Abdul Dost “Evaluation and Fusion of Vision-Language and Computer Vision Models for On-road Scenario Extraction in Autonomous Vehicles” (MT Intro Talk)
In automated vehicle research, validation is a major challenge. EU Regulation 2022/1426 for Level-4 vehicle approval highlights the need for evidence-based, scenario-driven (virtual) validation [1]. This particularly requires a method to identify and extract challenging scenarios—situations that are unexpected, complex, or safety-critical, demanding immediate responses from the automated driving system. At present, these scenarios are often derived through an expert-driven process, manually identified from real-world data; while effective, this is time- and cost-intensive and limits throughput [2], [3].
To address this, Vision-Language Models (VLMs) can be used, offering time and cost efficiency and providing contextual understanding of scenarios directly from image frames in video data [4]. However, VLMs can lack spatial accuracy and may produce reasoning errors or “hallucinations,” especially in complex road environments [5], [6]. When relying solely on VLMs, significant guidance is often needed in challenging situations, as they may struggle to interpret the actions of the ego vehicle or other traffic actors [5], [6].

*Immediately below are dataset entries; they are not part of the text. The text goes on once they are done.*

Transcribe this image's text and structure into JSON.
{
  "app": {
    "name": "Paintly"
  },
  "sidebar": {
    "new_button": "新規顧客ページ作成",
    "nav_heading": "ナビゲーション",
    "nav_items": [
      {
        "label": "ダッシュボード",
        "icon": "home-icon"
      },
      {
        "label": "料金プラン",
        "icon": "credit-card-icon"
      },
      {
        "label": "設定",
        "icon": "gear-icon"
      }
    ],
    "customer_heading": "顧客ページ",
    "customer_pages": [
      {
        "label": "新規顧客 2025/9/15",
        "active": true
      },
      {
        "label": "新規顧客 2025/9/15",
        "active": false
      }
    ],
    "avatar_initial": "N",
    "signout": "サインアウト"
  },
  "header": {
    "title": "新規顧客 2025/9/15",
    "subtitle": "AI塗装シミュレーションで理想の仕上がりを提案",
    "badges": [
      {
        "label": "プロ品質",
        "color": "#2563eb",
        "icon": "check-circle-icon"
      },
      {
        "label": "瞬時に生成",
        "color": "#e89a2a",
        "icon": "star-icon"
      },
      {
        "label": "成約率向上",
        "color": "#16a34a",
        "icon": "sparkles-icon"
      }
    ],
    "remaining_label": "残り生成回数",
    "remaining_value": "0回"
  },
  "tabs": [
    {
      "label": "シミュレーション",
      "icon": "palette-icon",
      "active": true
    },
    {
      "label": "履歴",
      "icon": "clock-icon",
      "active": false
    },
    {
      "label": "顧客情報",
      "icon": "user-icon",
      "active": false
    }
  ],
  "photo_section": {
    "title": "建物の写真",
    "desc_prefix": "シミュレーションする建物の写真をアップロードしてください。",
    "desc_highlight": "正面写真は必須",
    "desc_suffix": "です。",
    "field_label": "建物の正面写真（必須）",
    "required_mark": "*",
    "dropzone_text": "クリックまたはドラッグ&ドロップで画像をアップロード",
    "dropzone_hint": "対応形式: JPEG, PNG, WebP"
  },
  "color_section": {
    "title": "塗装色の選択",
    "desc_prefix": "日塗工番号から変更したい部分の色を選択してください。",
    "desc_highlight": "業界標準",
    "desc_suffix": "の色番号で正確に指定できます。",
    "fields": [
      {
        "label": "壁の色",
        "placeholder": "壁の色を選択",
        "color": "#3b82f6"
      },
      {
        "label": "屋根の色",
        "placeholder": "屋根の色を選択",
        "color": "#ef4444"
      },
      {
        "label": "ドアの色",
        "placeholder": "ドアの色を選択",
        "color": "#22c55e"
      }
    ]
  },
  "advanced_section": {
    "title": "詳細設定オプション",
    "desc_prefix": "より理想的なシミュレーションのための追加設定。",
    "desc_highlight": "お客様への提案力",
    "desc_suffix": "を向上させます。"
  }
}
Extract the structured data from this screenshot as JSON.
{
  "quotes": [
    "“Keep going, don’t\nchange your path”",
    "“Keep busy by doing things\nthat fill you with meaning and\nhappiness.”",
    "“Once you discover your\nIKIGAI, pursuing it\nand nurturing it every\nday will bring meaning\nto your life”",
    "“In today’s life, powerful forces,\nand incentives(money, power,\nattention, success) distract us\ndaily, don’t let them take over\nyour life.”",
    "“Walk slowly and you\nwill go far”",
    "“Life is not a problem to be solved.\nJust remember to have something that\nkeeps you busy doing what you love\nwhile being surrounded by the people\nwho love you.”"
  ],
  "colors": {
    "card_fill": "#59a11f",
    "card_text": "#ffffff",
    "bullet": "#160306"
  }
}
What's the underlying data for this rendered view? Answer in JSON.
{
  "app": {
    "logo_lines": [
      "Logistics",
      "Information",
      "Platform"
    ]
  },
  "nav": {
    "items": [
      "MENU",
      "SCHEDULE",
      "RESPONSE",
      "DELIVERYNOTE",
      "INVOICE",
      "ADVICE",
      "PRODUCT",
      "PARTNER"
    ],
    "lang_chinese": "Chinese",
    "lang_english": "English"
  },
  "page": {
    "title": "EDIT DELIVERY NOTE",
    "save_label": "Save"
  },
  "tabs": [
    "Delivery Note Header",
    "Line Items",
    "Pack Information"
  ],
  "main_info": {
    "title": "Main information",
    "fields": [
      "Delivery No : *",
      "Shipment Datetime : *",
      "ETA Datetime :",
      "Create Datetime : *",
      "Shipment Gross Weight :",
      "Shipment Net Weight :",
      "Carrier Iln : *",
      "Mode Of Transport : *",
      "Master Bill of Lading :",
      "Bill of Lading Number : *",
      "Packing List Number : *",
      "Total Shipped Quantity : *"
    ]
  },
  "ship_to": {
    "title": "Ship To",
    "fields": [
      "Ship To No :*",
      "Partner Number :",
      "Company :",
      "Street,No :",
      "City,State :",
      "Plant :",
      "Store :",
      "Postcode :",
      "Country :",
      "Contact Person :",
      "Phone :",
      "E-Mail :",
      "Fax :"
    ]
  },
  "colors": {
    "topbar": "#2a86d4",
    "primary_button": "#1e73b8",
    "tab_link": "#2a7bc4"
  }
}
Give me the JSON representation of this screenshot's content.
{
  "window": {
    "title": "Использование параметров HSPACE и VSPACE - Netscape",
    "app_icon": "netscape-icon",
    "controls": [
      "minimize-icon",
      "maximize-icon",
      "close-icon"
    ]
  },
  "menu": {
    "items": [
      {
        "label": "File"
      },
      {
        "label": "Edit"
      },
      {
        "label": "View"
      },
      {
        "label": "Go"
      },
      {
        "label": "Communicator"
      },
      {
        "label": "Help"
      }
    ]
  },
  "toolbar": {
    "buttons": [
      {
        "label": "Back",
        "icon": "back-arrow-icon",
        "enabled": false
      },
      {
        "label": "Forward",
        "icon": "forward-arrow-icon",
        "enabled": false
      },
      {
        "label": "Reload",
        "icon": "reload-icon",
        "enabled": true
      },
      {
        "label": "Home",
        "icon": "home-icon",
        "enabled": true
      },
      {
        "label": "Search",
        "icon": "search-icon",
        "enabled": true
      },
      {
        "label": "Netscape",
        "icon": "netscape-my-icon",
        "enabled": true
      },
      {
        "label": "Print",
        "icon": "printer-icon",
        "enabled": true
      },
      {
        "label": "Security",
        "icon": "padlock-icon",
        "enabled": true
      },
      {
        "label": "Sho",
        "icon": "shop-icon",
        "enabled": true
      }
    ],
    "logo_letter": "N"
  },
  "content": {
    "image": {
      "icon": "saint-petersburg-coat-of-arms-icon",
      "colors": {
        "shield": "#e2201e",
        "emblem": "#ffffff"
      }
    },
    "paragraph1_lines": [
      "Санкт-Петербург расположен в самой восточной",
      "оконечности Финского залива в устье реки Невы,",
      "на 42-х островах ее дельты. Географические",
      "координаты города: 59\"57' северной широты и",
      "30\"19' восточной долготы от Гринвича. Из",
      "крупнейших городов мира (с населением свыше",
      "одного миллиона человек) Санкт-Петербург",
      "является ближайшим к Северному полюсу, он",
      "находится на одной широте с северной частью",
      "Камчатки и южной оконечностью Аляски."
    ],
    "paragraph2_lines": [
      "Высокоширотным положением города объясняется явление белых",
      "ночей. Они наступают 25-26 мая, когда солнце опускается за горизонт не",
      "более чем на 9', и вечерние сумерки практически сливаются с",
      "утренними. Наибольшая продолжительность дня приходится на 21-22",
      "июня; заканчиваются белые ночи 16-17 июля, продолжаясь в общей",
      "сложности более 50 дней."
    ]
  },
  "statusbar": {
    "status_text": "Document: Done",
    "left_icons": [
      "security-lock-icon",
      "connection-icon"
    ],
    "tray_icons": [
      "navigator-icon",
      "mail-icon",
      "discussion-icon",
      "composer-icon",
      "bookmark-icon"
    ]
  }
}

To overcome these limitations, this thesis proposes integrating VLMs with traditional Computer Vision (CV) techniques. While CV models are strong in object detection, depth estimation and metric localization, they lack higher-order semantic reasoning [7]–[10]. VLMs, in contrast, can interpret scene context, object interactions, and terrain semantics [4]—but struggle with metric reasoning and spatial grounding [6]. Fusing the two offers a promising path forward.